Beirut Holds Art Film Fest Against All Odds in The Bruised Lebanese Capital

Images of a woman walking through apocalyptic scenes of devastated buildings and deserted streets littered with rubble and charred twisted metal filled the screen at Beirut’s Theatre Monot.

The movie, “Une ville et une femme” (A city and a woman) by Lebanese director Nicolas Khoury is featured among 20 international films screened at the 6th edition of the Beirut Art Film Festival (BAFF), which is being held against all odds in the bruised Lebanese capital from December 3-9.

The scenes were shot recently in the wake of the seismic Beirut port explosion on August 4. The script, however, was taken from a letter that American-Syrian poet Etel Adnan wrote almost three decades earlier in 1992 after the civil war, but which still applies today.

“It was the biggest challenge ever to organise such an event under the current circumstances,” said BAFF organiser Alice Mogabgab.

“However, in this ultimate attempt at survival, BAFF wanted to share with the Lebanese people their pain and the degradation of their daily lives; to participate in the expression of their humanity, their resilience and their attachment to life in the face of the terrible calamities that have torn our existence.”

“Producing this VIth edition of BAFF, in the middle of the rubble of Beirut, in the heart of its August 4 disaster’s most affected neighborhoods, is not only a tour de force, but the affirmation of our hope for a better future,” Mogabgab said.

The week-long festival was organised despite the country’s unprecedented economic hardships compounded by the COVID-19 pandemic. The strong support of sponsors, including the embassies of the US, Spain, Belgium, the Istituto Italiano di Cultura and the Goethe Institut was fundamental.

“This shows that cultural exchange with Lebanon is important and that they all continue to believe in our country, and in the ability of the Lebanese to recover and emerge from the abyss,” Mogabgab said.

While Lebanon is locked down in its misery and tragedies, the festival is meant to open up to the universal through art and cinema.

“Here we are, despite the vagaries of the Covid-19 (pandemic) and its confinement, despite the gloom and distress surrounding the land, back with a new edition of BAFF to express a message of love, compassion and humanity,” Mogabgab said.
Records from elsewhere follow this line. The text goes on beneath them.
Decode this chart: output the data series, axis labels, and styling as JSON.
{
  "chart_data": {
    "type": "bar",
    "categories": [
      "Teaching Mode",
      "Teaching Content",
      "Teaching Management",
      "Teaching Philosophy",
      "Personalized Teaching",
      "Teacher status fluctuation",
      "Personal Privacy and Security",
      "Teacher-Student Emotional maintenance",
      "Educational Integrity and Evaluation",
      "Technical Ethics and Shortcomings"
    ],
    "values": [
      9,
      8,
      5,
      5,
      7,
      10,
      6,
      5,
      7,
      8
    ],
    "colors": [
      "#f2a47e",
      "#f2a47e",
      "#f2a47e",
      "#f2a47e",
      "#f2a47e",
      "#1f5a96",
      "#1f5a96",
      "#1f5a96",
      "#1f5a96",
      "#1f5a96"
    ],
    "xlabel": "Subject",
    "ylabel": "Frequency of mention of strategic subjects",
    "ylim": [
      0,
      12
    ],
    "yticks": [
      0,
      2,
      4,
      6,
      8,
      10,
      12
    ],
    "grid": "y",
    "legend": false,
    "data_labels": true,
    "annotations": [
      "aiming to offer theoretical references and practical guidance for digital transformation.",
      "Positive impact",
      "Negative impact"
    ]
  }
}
“The festival is also meant to bring people back together and to help

Lebanon in its renaissance and rebirth. That is our message. It is our faith in life and the regeneration of Lebanese society and revival of friendship and love between people,” she added.
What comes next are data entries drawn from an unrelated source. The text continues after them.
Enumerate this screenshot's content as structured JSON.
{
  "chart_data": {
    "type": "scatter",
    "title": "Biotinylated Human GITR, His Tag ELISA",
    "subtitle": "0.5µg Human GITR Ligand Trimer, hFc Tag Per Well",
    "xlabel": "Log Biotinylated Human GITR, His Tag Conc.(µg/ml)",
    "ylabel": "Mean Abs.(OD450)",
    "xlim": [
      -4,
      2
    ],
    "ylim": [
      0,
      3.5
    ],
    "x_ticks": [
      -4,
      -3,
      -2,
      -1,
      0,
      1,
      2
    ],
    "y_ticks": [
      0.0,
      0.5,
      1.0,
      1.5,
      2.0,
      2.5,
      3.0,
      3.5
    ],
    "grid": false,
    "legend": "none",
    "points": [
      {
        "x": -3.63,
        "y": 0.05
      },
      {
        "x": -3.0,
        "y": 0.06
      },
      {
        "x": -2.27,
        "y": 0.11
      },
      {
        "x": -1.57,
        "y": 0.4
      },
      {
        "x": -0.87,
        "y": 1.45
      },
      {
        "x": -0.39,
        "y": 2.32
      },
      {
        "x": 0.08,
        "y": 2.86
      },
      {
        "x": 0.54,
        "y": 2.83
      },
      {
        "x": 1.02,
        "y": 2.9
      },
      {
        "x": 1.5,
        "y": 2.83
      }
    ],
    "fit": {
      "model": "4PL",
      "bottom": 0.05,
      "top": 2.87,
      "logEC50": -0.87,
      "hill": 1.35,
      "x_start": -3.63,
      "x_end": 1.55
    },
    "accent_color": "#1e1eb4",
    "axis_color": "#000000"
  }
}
Unlike previous editions, the films will not be screened in schools and cultural centres due to the pandemic. Shows will be limited to the Theatre Mono at half capacity.

The opening movie, “Beethoven’s Ninth: Symphony for the World” by Austrian cinematographer Christian Berger marks the 250th birth anniversary of Ludwig van Beethoven and gives a close look back on one of the composer’s many masterpieces, “Ode to Joy.”

“We started with Beethoven’s 9th symphony because it is a rhyme of joy that accompanied big revolutions and calamities such as the Tiananmen Square protest in China, the collapse of the Berlin Wall, the aftermath of Japan’s Tsunami… This anthem has reassembled people all over the world and still inspires humanity 200 years after it was composed. It is closely related to the crisis that we are living in Lebanon today… and what we need right now is an anthem of joy,” Mogabgab said.

The festival also featured “Girl with a Pearl Earring” by British filmmaker David Bickerstaff, a documentary on Dutch painter Johannes Vermeer’s masterpiece, in tribute to Hedwig Waltmans-Molier, wife of the Dutch ambassador in Lebanon who was killed in the August 4 port blast.

“On her hospital bed, before passing away, Waltmans-Molier donated her organs to two Lebanese patients. No tribute or masterpiece can honor such a lesson of love. The festival wanted to keep alive the memory of this exceptional woman and her act of love, by associating her to Vermeer’s masterpiece,” Mogabgab said.

The featured films also included “Raphael Revealed,” a World Premiere marking the 500th anniversary of the Italian Renaissance master’s death with over two hundred masterpieces, including paintings and drawings; “Images of the East,” a 27-minute documentary featuring Syrian sculptor Nizar Ali Badr, who has been capturing the story of refugees from his country using pebbles from his local beach; and “Cunningham,” a long film which follows legendary American choreographer Merce Cunningham’s artistic evolution from his early years as a struggling dancer in New York city to his emergence as one of the most visionary choreographers in the world.

BAFF is meant to bring a glimmer of hope to the embittered Lebanese in their scarred city, Magabgab said.

“We are in the midst of a terrible crisis; however, we need to remain alive and vigorous despite everything. I believe that the most urgent thing now is to bring back people together after a complete halt of social and cultural activities,” she said.